Monday, August 13, 2007

Impractical Chicken Keeping

There’s an anecdote my mother tells to illustrate how Aunt Tillie was afraid of every living thing. One of the last of the family to emigrate from Rhodes to Seattle in the early 20th century, five-year-old Tillie encountered chickens on her way to school. She knew just enough English to recite, “Excuse me, chickens. Excuse me, chickens,” as she edged past them. By the time my mother was born in the 1920’s, chickens were outrĂ©. The family assumed only farmers and other country folk kept chickens.

That was until my husband and I moved our computers and graduate degrees from the city to the outer fringes of the Redmond suburbs in 1982. It was a mixed area of modest homes on acre or third-acre lots where a dog down the street trotted home with porcupine quills in his nose and the people with a few acres on the corner kept a flock of sheep. Our place happened to come with a combination chicken coop and storage shed larger than a child’s playhouse. It looked like destiny.

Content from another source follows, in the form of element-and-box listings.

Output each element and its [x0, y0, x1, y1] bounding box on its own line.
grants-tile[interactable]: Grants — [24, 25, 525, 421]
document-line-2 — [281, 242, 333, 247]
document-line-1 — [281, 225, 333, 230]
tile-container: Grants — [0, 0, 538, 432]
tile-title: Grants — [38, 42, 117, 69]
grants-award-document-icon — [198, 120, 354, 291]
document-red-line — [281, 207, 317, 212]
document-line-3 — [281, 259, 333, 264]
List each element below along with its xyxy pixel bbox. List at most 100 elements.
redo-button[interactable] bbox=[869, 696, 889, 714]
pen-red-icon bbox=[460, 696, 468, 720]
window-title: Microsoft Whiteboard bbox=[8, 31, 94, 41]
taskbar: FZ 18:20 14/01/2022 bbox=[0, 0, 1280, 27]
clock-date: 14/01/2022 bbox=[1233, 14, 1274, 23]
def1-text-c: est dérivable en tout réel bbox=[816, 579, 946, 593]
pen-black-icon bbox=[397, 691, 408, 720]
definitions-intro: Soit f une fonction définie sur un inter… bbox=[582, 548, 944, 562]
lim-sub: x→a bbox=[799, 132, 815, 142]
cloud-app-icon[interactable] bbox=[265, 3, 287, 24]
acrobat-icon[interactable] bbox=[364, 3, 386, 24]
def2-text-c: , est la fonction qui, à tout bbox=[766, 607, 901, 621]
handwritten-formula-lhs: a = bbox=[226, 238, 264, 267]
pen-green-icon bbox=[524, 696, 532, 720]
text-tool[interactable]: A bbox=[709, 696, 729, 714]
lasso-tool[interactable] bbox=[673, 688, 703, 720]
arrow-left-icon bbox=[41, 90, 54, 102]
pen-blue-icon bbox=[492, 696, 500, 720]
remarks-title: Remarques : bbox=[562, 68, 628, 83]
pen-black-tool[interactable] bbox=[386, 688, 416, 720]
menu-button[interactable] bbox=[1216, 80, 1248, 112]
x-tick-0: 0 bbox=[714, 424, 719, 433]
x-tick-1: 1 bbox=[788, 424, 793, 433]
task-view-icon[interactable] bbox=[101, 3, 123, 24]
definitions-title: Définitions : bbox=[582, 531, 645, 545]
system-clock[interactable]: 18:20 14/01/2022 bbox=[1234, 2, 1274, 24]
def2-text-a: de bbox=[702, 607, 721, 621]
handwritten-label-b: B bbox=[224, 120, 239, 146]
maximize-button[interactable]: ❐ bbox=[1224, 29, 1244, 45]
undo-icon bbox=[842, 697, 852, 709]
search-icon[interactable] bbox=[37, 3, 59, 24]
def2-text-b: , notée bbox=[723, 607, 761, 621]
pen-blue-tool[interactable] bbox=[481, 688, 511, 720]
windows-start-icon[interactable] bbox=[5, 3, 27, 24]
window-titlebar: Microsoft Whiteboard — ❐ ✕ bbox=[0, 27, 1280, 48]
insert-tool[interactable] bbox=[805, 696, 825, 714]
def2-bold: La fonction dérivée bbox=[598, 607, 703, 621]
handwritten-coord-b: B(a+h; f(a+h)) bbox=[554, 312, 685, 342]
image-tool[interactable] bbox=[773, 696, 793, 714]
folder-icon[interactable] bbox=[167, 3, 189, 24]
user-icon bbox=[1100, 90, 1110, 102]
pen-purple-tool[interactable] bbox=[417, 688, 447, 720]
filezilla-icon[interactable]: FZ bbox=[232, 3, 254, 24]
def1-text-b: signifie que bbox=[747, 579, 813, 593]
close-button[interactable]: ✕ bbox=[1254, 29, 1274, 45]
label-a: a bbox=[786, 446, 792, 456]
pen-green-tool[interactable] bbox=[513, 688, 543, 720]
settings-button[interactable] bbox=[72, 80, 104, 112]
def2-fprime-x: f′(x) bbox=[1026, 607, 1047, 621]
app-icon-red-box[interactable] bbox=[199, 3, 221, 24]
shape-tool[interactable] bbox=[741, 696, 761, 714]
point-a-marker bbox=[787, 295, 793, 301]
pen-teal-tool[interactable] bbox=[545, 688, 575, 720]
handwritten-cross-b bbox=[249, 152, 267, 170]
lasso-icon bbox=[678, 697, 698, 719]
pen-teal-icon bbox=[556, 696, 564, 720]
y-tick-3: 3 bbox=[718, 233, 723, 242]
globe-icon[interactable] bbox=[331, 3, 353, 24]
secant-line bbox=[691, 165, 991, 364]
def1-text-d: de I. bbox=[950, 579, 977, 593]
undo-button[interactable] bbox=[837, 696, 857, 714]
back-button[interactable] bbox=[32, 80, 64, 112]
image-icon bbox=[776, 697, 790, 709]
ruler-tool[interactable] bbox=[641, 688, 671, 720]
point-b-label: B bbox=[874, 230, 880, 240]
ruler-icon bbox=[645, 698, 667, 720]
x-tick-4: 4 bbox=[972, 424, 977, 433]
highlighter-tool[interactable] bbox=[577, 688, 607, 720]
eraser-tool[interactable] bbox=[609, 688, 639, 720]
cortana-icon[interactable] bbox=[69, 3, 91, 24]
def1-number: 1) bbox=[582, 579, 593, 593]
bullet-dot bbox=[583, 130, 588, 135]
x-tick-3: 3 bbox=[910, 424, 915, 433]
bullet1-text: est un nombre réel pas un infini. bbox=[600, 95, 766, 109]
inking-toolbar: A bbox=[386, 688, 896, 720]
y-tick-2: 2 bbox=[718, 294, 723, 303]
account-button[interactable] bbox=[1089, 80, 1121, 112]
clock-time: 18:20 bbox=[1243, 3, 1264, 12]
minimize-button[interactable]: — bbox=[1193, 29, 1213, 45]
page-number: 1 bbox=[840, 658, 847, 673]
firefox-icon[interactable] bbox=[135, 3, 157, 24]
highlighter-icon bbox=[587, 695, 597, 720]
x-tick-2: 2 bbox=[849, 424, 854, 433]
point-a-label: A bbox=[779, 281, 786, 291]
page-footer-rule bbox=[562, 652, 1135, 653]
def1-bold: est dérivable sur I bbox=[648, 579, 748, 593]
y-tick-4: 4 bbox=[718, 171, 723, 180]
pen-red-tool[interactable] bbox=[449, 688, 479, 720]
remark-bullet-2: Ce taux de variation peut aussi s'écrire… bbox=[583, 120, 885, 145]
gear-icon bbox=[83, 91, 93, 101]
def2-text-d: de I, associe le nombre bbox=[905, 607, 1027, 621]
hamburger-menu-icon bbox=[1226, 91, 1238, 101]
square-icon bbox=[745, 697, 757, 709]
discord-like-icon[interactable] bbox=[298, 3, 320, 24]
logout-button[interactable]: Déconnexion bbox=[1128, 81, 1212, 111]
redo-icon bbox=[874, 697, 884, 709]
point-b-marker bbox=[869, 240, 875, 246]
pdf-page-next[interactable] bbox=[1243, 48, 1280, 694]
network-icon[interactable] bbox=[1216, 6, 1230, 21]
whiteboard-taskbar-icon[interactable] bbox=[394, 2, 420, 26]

As a child I had wanted a chicken, not just the cute little fluffball chick sold at Easter time but a real chicken to peck around in the flower garden. My mother said no, chickens are dirty. For some reason a dozen guinea pigs in the house were OK but an outdoor chicken was not. We all have our prejudices. Over the years I, too, developed the idea that chickens were ugly and stupid. It lasted until the chickens arrived.

My only warning was my husband’s saying, “Gotta get some chickens.”

“I thought we were going to get a dog,” I said. (The dog came a few months later, then the ducks and the rabbit and the geese.)

John and a friend from the high-tech company where they both worked ordered the Heinz 57 chick mix from Murray McMurray Hatchery, sharing a grab bag of twenty-five chicks called the Special Assorted Bargain, the least expensive order. I discovered this meant an unknown number of meat chickens vs. layers and an unknown number of roosters. John assured me that all extra roosters would go to the friend and his wife, who were apparently made of hardier stuff and would deal with the birds accordingly. We—or I should say the roosters—were lucky. The two roosters of our flock of twelve turned out to be mellow types. They did not turn mean, as many roosters do, attacking everything that isn’t a hen; and they got along with each other. They stayed.